Portal | Level: L2: Operations | Topics: Edge & IoT Infrastructure, Linux Fundamentals | Domain: DevOps & Tooling
Edge & IoT Infrastructure - Primer¶
Why This Matters¶
Not all infrastructure lives in a data center or cloud region with reliable power, fast networks, and physical access. Edge computing pushes workloads to locations where the network is slow, the hardware is constrained, and you can't SSH in when things break. If you've managed fleet-scale Linux infrastructure, edge extends those skills into hostile environments: cell towers, retail stores, factory floors, oil rigs, and moving vehicles.
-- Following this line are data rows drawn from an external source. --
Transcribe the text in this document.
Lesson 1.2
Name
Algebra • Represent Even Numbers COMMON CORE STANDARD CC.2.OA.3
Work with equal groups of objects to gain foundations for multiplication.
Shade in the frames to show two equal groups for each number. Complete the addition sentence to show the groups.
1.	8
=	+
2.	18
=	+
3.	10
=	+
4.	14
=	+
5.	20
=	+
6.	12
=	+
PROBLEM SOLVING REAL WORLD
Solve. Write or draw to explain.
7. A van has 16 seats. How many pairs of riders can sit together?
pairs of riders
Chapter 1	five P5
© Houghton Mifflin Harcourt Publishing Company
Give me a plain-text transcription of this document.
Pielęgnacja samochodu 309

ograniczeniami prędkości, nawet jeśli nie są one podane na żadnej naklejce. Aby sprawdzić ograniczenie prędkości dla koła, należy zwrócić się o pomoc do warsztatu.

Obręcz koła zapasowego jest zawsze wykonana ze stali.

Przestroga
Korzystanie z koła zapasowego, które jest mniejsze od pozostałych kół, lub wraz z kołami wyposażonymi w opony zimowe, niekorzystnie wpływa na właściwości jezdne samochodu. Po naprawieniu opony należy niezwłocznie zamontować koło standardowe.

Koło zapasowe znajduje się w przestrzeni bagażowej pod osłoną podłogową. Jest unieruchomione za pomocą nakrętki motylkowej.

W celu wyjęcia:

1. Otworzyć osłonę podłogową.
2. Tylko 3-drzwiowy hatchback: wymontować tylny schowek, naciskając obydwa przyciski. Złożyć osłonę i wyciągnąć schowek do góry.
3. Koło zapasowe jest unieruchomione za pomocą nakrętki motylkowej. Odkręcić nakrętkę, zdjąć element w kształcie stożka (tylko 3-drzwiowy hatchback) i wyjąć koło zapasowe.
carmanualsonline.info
The patterns are the same — configuration management, monitoring, updates, security — but the constraints force different solutions.
The edge is growing fast. Every industry that deploys hardware in the field needs ops people who understand how to manage Linux devices they can't physically touch, over networks that drop packets like a sieve.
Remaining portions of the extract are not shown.